Friday, September 9, 2011

A pickpocket and the police museum. My welcome to China.


Day 1: Arrive in Beijing. Get ripped off by our cab driver. Find our hotel and crash.

Day 2: Walk around in circles. Get our bearings. Visit Jingshan Park, thinking we are visiting the Forbidden City. Realize our mistake, but hang in the park for a while anyway and attempt to twirl some ribbons with the old ladies. Visit the Forbidden City for real. It was super cool, super crowded, and completely exhausting. I think we were still suffering from a bit of the jet lag. Anyway, next: eat lunch and visit Tiananmen Square. Head back to the hotel for a shower and nap. Get up. Walk to Houhai Street on the lake for dinner. Walk back to the hotel and sleep like I’ve never slept before.

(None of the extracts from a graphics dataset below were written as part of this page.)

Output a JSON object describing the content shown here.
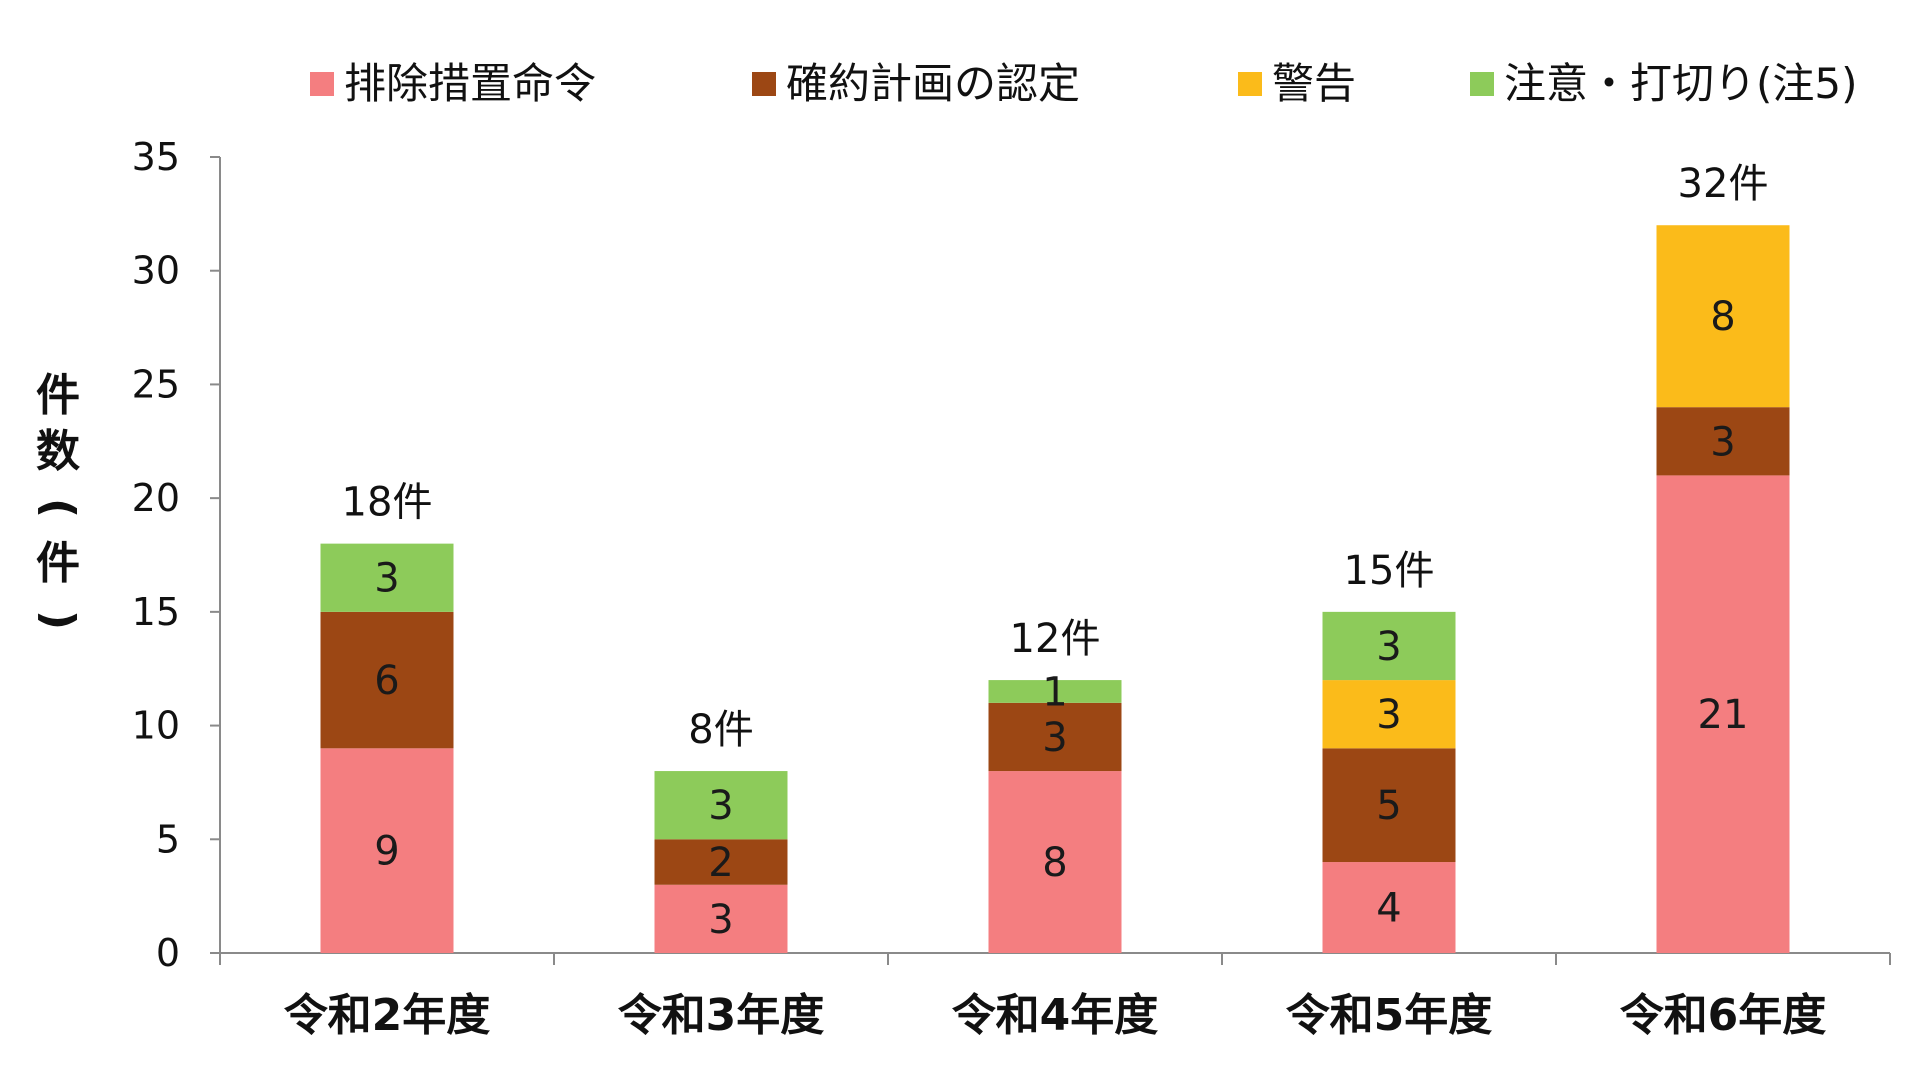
{
  "chart_data": {
    "type": "bar",
    "stacked": true,
    "categories": [
      "令和2年度",
      "令和3年度",
      "令和4年度",
      "令和5年度",
      "令和6年度"
    ],
    "series": [
      {
        "name": "排除措置命令",
        "color": "#f47e80",
        "values": [
          9,
          3,
          8,
          4,
          21
        ]
      },
      {
        "name": "確約計画の認定",
        "color": "#9c4714",
        "values": [
          6,
          2,
          3,
          5,
          3
        ]
      },
      {
        "name": "警告",
        "color": "#fbbb1a",
        "values": [
          0,
          0,
          0,
          3,
          8
        ]
      },
      {
        "name": "注意・打切り(注5)",
        "color": "#8dcb5a",
        "values": [
          3,
          3,
          1,
          3,
          0
        ]
      }
    ],
    "totals": [
      "18件",
      "8件",
      "12件",
      "15件",
      "32件"
    ],
    "ylabel": "件数(件)",
    "ylim": [
      0,
      35
    ],
    "yticks": [
      0,
      5,
      10,
      15,
      20,
      25,
      30,
      35
    ],
    "legend_position": "top",
    "grid": false
  }
}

Day 3: A and I went to the Police Museum where we learned about the overall superiority of the Chinese coppers at such things as breaking prostitution rings, crushing revolutions, and thwarting evil doers in general. We also learned that the police forces from other countries tend to give really bizarre and occasionally crappy gifts. For instance, from the Americans, the Chinese received a plastic model of an NYPD cop car. From the Australians, a didgeridoo. From the Romanians, some weirdo figurines of folk dancers. And from the Russians, some hand-woven tapestries. It all seemed a little knick-knacky to be bestowed upon a lethal fighting force, but served as a good segue way to our next destination: the Beijing Antique Market, where, in another good segue way, I was the target of an attempted pick-pocketing.

As we were making our way there from the subway (we are now, by the way, Beijing subway pros), I caught a guy stealthily trying to swipe the contents of my pocket. I asked him what the hell he thought he was doing, and, though he probably didn’t understand a word I was saying, I’m pretty sure he got the gist of my ire. He quickly walked away and ducked inside a building. I actually kind of wish he would have succeeded because all he would have gotten was a Police Museum ticket stub. Oh, the sweet irony.

Anyway, the Beijing Antique Market: It’s like the Alameda Flea Market on steroids—a sprawling monstrosity of epic proportions. Apparently, hardcore antiquers go there every weekend in search of hidden treasures from bygone dynasties. However, the vast majority of people were just looking for random cool stuff, of which where was no shortage. There were hundreds of things I wanted to take home with me, but as luck would have it, I don’t have a home. This narrowed my options significantly.

So I bought what every homeless person needs: a bottle opener.